Another view on this topic is https://gwern.net/slowing-moores-law
The few industries that push computing out of need would suffer. Certain kinds of research, 3D modeling.
But most of what we use computers for in offices and our day-to-day should work about as well on slightly beefed up (say, dual or quad CPU) typical early ‘90s gear.
We’re using 30 years of hardware advancements to run JavaScript instead of doing new, helpful stuff. 30 years of hardware development to let businesses save a little on software development while pushing a significant multiple larger than that cost onto users.

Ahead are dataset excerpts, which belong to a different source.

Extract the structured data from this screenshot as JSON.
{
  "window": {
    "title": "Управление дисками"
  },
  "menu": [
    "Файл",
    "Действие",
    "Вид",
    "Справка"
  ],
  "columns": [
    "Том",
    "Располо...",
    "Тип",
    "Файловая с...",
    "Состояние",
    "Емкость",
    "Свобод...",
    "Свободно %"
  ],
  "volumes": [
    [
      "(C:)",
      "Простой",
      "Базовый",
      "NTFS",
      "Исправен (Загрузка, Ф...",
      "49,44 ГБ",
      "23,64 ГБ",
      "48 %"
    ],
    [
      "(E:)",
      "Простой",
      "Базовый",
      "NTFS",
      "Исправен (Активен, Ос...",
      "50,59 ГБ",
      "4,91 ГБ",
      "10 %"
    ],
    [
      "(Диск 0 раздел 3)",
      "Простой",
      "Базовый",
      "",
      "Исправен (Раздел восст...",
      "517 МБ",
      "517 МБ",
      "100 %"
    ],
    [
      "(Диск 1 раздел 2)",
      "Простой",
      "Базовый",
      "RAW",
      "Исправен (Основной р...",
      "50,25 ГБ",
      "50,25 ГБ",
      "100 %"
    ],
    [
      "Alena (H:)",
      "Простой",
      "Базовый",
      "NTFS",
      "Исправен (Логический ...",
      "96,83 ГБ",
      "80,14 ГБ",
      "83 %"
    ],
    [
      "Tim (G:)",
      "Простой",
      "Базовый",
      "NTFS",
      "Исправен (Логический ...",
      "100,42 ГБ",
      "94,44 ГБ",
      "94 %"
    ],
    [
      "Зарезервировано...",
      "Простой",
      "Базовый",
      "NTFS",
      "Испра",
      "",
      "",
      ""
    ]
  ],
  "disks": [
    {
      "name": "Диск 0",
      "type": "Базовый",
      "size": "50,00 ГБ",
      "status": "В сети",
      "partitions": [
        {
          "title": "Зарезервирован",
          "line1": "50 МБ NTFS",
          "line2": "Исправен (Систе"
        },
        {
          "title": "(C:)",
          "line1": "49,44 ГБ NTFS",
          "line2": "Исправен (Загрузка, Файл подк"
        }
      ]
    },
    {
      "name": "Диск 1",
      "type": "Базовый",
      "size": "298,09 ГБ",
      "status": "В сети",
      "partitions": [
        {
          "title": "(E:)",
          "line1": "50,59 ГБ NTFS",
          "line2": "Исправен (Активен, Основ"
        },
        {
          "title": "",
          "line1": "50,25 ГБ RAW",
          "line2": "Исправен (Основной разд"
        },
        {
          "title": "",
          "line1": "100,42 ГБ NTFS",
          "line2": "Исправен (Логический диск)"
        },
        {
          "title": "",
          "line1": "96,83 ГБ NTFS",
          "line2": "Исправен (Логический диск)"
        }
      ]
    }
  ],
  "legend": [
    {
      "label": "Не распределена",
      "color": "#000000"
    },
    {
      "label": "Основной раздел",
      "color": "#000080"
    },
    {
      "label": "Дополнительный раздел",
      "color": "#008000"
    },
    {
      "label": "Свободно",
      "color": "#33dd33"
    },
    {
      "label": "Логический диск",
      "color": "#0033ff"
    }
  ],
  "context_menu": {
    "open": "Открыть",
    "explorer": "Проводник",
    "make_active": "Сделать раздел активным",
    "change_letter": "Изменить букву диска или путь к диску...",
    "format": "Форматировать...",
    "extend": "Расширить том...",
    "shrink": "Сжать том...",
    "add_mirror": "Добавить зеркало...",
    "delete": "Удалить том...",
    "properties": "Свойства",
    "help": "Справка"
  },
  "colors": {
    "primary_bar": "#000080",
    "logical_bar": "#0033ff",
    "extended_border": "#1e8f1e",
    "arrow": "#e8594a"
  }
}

Early 90's Intel was the 486 33 Mhz. It barely had enough performance to run the TCP/IP stack at a few hundred KB/sec, using all of the CPU just for that task. I think you forgot how slow it was. Pentium II is where it starts to get reasonably modern in the late 90's. Pentium Pro (1995) was their first with multiprocessor support. It was moving so fast back then that early/mid/late 90's was like comparing decades apart at todays pace of improvement.
Not so far removed from a multi-CPU Pentium at 90 or 100MHz, from the very early Pentium days.
I guess what I had in mind was first-gen Pentiums. They’re solidly in the first half of the ‘90s but “early 90s” does cover a broader period, and yeah, 486 wouldn’t quite cut it. They’re the oldest machines I can recall multitasking very comfortably on… given the right software.
The nvidia dgx b200 is already selling for half a million. The nearest non tsmc produced competitor doesn’t come close. Imagine no more supply!
If Taiwan ceased to exist, that would put us a decade back.
The gap isn't a decade, more like 12-18 months.
Also, TSMC has 5nm production in the US. There are actual people with know how of this process in the US.
Other companies are using the same equipment (Samsung and Intel) but TSMC has deeper expertise and got more out of the same equipment so far.
TSMC is running a successful business but they're not the only customers of ASML.